The EDEN-binding protein, EDEN-BP, is necessary for the function of the EDEN sequence (Paillard et al. 1998). Subsequent studies have determined that EDEN-BP recognizes sequences that are rich in uridine/purine dinucleotides (Bonnet-Corven et al. 2002). Furthermore, EDEN-BP can also bind to AU-rich elements, such as that found in c-jun (Paillard et al. 2002). Interestingly, EDEN-dependent deadenylation appears to be facilitated by the presence of neighboring AU-rich sequences (Audic et al. 1998).
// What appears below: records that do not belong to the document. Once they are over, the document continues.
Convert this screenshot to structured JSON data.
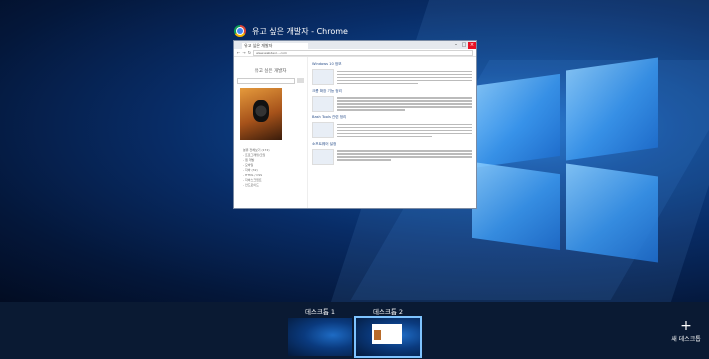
{
  "window": {
    "title": "유고 싶은 개발자 - Chrome",
    "tab_label": "유고 싶은 개발자",
    "url": "www.webdevl....com",
    "blog_title": "유고 싶은 개발자",
    "side_list": [
      "분류 전체보기 (172)",
      "- 프로그래밍/코딩",
      "- 웹 개발",
      "- 모바일",
      "- 자바 (32)",
      "- HTML / CSS",
      "- 자바스크립트",
      "- 안드로이드"
    ],
    "posts": [
      "Windows 10 정보",
      "크롬 확장 기능 정리",
      "Bash Tools 관련 정리",
      "소프트웨어 설정"
    ]
  },
  "task_view": {
    "desktops": [
      {
        "label": "데스크톱 1"
      },
      {
        "label": "데스크톱 2"
      }
    ],
    "new_desktop_label": "새 데스크톱"
  }
}
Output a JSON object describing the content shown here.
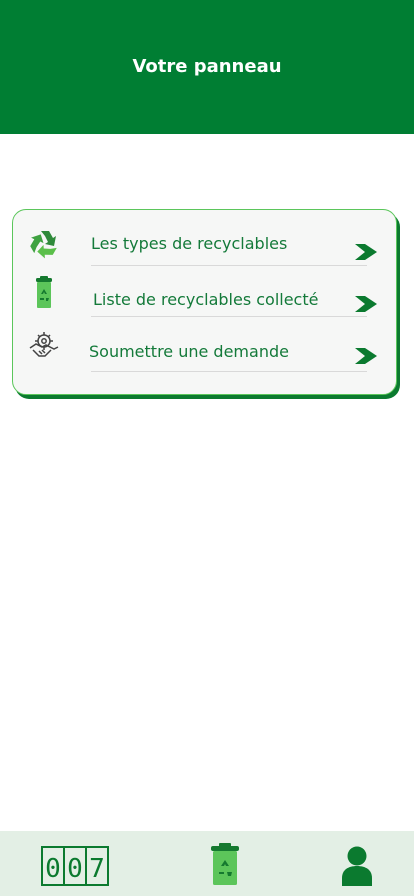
{
  "header": {
    "title": "Votre panneau"
  },
  "menu": {
    "items": [
      {
        "label": "Les types de recyclables",
        "icon": "recycle-icon"
      },
      {
        "label": "Liste de recyclables collecté",
        "icon": "recycle-bin-icon"
      },
      {
        "label": "Soumettre une demande",
        "icon": "handshake-gear-icon"
      }
    ],
    "chevron_icon": "chevron-right-icon"
  },
  "bottom_nav": {
    "items": [
      {
        "icon": "counter-icon",
        "digits": [
          "0",
          "0",
          "7"
        ]
      },
      {
        "icon": "recycle-bin-icon"
      },
      {
        "icon": "user-icon"
      }
    ]
  },
  "colors": {
    "primary": "#007e33",
    "accent_light": "#5bc65b",
    "bottom_bar": "#e3efe5"
  }
}
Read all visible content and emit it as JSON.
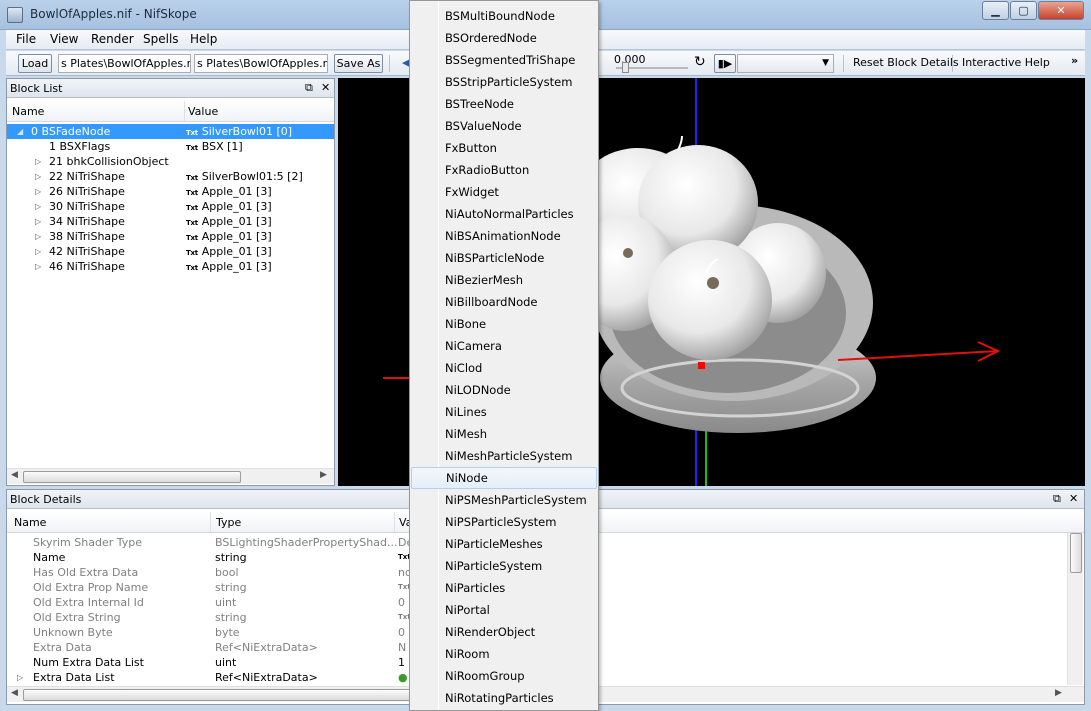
{
  "window": {
    "title": "BowlOfApples.nif - NifSkope"
  },
  "menubar": [
    "File",
    "View",
    "Render",
    "Spells",
    "Help"
  ],
  "toolbar": {
    "load_label": "Load",
    "load_path": "s Plates\\BowlOfApples.nif",
    "save_path": "s Plates\\BowlOfApples.nif",
    "save_as_label": "Save As",
    "time_value": "0.000",
    "reset_label": "Reset Block Details",
    "help_label": "Interactive Help",
    "more_glyph": "»"
  },
  "block_list": {
    "title": "Block List",
    "col_name": "Name",
    "col_value": "Value",
    "tag": "Txt",
    "rows": [
      {
        "name": "0 BSFadeNode",
        "value": "SilverBowl01 [0]",
        "txt": true,
        "arrow": "◢",
        "selected": true
      },
      {
        "name": "1 BSXFlags",
        "value": "BSX [1]",
        "txt": true,
        "arrow": ""
      },
      {
        "name": "21 bhkCollisionObject",
        "value": "",
        "txt": false,
        "arrow": "▷"
      },
      {
        "name": "22 NiTriShape",
        "value": "SilverBowl01:5 [2]",
        "txt": true,
        "arrow": "▷"
      },
      {
        "name": "26 NiTriShape",
        "value": "Apple_01 [3]",
        "txt": true,
        "arrow": "▷"
      },
      {
        "name": "30 NiTriShape",
        "value": "Apple_01 [3]",
        "txt": true,
        "arrow": "▷"
      },
      {
        "name": "34 NiTriShape",
        "value": "Apple_01 [3]",
        "txt": true,
        "arrow": "▷"
      },
      {
        "name": "38 NiTriShape",
        "value": "Apple_01 [3]",
        "txt": true,
        "arrow": "▷"
      },
      {
        "name": "42 NiTriShape",
        "value": "Apple_01 [3]",
        "txt": true,
        "arrow": "▷"
      },
      {
        "name": "46 NiTriShape",
        "value": "Apple_01 [3]",
        "txt": true,
        "arrow": "▷"
      }
    ]
  },
  "block_details": {
    "title": "Block Details",
    "col_name": "Name",
    "col_type": "Type",
    "col_value": "Va",
    "rows": [
      {
        "name": "Skyrim Shader Type",
        "type": "BSLightingShaderPropertyShad...",
        "value": "De",
        "muted": true
      },
      {
        "name": "Name",
        "type": "string",
        "value": "Txt",
        "muted": false
      },
      {
        "name": "Has Old Extra Data",
        "type": "bool",
        "value": "no",
        "muted": true
      },
      {
        "name": "Old Extra Prop Name",
        "type": "string",
        "value": "Txt",
        "muted": true
      },
      {
        "name": "Old Extra Internal Id",
        "type": "uint",
        "value": "0",
        "muted": true
      },
      {
        "name": "Old Extra String",
        "type": "string",
        "value": "Txt",
        "muted": true
      },
      {
        "name": "Unknown Byte",
        "type": "byte",
        "value": "0",
        "muted": true
      },
      {
        "name": "Extra Data",
        "type": "Ref<NiExtraData>",
        "value": "N",
        "muted": true
      },
      {
        "name": "Num Extra Data List",
        "type": "uint",
        "value": "1",
        "muted": false
      },
      {
        "name": "Extra Data List",
        "type": "Ref<NiExtraData>",
        "value": "",
        "muted": false,
        "expandable": true
      }
    ]
  },
  "dropdown": {
    "items": [
      "BSMultiBoundNode",
      "BSOrderedNode",
      "BSSegmentedTriShape",
      "BSStripParticleSystem",
      "BSTreeNode",
      "BSValueNode",
      "FxButton",
      "FxRadioButton",
      "FxWidget",
      "NiAutoNormalParticles",
      "NiBSAnimationNode",
      "NiBSParticleNode",
      "NiBezierMesh",
      "NiBillboardNode",
      "NiBone",
      "NiCamera",
      "NiClod",
      "NiLODNode",
      "NiLines",
      "NiMesh",
      "NiMeshParticleSystem",
      "NiNode",
      "NiPSMeshParticleSystem",
      "NiPSParticleSystem",
      "NiParticleMeshes",
      "NiParticleSystem",
      "NiParticles",
      "NiPortal",
      "NiRenderObject",
      "NiRoom",
      "NiRoomGroup",
      "NiRotatingParticles"
    ],
    "highlighted": "NiNode"
  },
  "colors": {
    "selection": "#3399ff",
    "viewport_bg": "#000000",
    "axis_x": "#e01010",
    "axis_y": "#18c018",
    "axis_z": "#2020ff"
  }
}
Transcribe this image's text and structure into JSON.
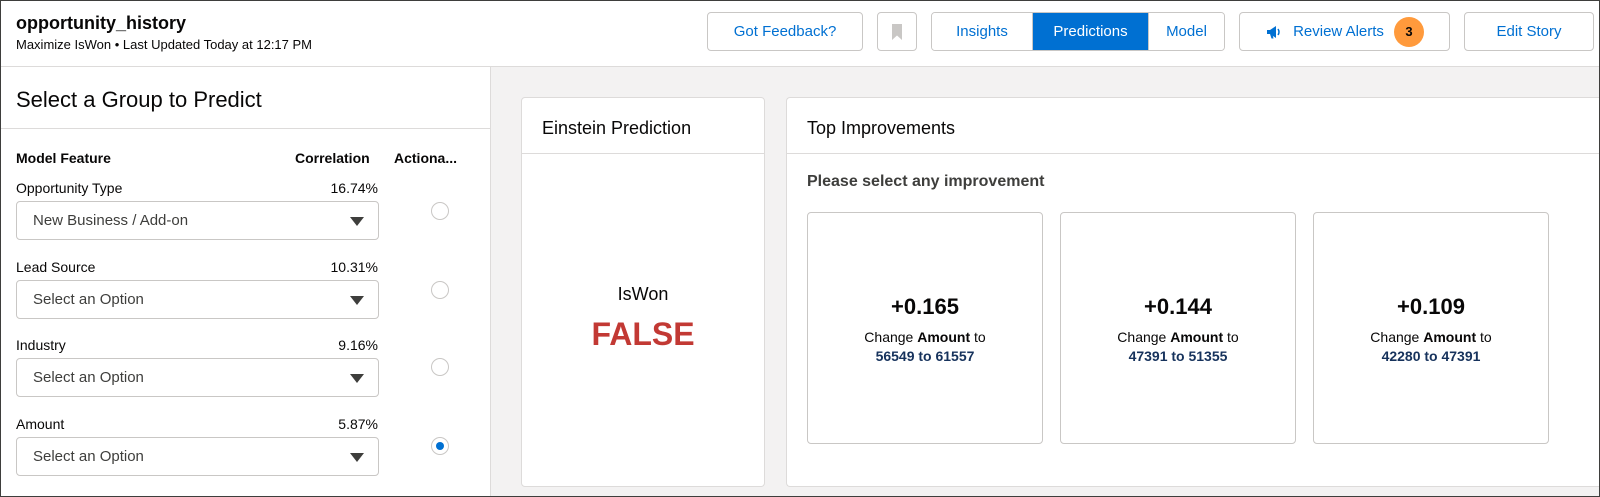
{
  "header": {
    "title": "opportunity_history",
    "subtitle": "Maximize IsWon • Last Updated Today at 12:17 PM",
    "feedback_label": "Got Feedback?",
    "tabs": [
      {
        "label": "Insights",
        "active": false
      },
      {
        "label": "Predictions",
        "active": true
      },
      {
        "label": "Model",
        "active": false
      }
    ],
    "review_alerts_label": "Review Alerts",
    "review_alerts_count": "3",
    "edit_story_label": "Edit Story"
  },
  "left_panel": {
    "title": "Select a Group to Predict",
    "columns": {
      "feature": "Model Feature",
      "correlation": "Correlation",
      "actionable": "Actiona..."
    },
    "features": [
      {
        "label": "Opportunity Type",
        "correlation": "16.74%",
        "value": "New Business / Add-on",
        "actionable": false
      },
      {
        "label": "Lead Source",
        "correlation": "10.31%",
        "value": "Select an Option",
        "actionable": false
      },
      {
        "label": "Industry",
        "correlation": "9.16%",
        "value": "Select an Option",
        "actionable": false
      },
      {
        "label": "Amount",
        "correlation": "5.87%",
        "value": "Select an Option",
        "actionable": true
      }
    ]
  },
  "prediction": {
    "title": "Einstein Prediction",
    "label": "IsWon",
    "value": "FALSE",
    "value_color": "#c23934"
  },
  "improvements": {
    "title": "Top Improvements",
    "prompt": "Please select any improvement",
    "items": [
      {
        "delta": "+0.165",
        "prefix": "Change ",
        "field": "Amount",
        "suffix": " to",
        "range": "56549 to 61557"
      },
      {
        "delta": "+0.144",
        "prefix": "Change ",
        "field": "Amount",
        "suffix": " to",
        "range": "47391 to 51355"
      },
      {
        "delta": "+0.109",
        "prefix": "Change ",
        "field": "Amount",
        "suffix": " to",
        "range": "42280 to 47391"
      }
    ]
  },
  "colors": {
    "brand": "#0070d2",
    "badge": "#ff9a3c",
    "false_red": "#c23934",
    "range_blue": "#16325c"
  },
  "icons": {
    "bookmark": "bookmark-icon",
    "alerts": "megaphone-icon",
    "dropdown": "chevron-down-icon"
  }
}
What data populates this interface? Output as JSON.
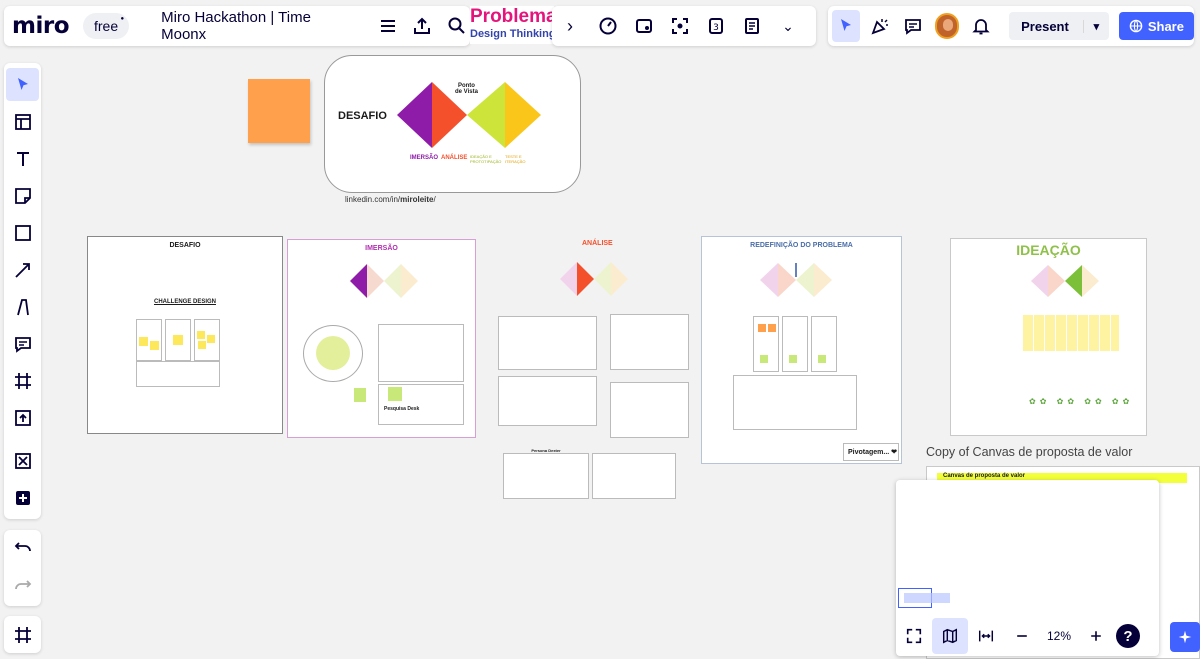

As yet, the enzyme responsible for sequence-specific deadenylation following fertilization has not been identified, but it appears to be biochemically distinct from the enzyme that carries out the default deadenylation pathway (Paillard et al. 1996). Thus, it is not known how binding of EDEN-BP leads to activation of deadenylation.

EDEN-BP is conserved in higher eukaryotes; Bruno in Drosophila, etr-1 in Caenorhabditis elegans, and CUG-BP in human cells are all homologous to EDEN-BP. CUG-BP is of particular interest, as its overexpression results in a phenotype similar to myotonic dystrophy and is thought to be at least partially responsible for the muscle-specific effects of this disease (Ho et al. 2005). Previous studies of CUG-BP function have focused mainly on the roles of this protein in regulating alternative splicing (Philips et al. 1998) and also on its ability to modulate translation of several mRNAs (Mukhopadhyay et al. 2003; Timchenko et al. 2005). However, as CUG-BP is able to functionally substitute for EDEN-BP to induce deadenylation in Xenopus extracts (Paillard et al. 2003), it seems likely that it also plays a similar role in regulating poly(A) shortening in mammalian cells.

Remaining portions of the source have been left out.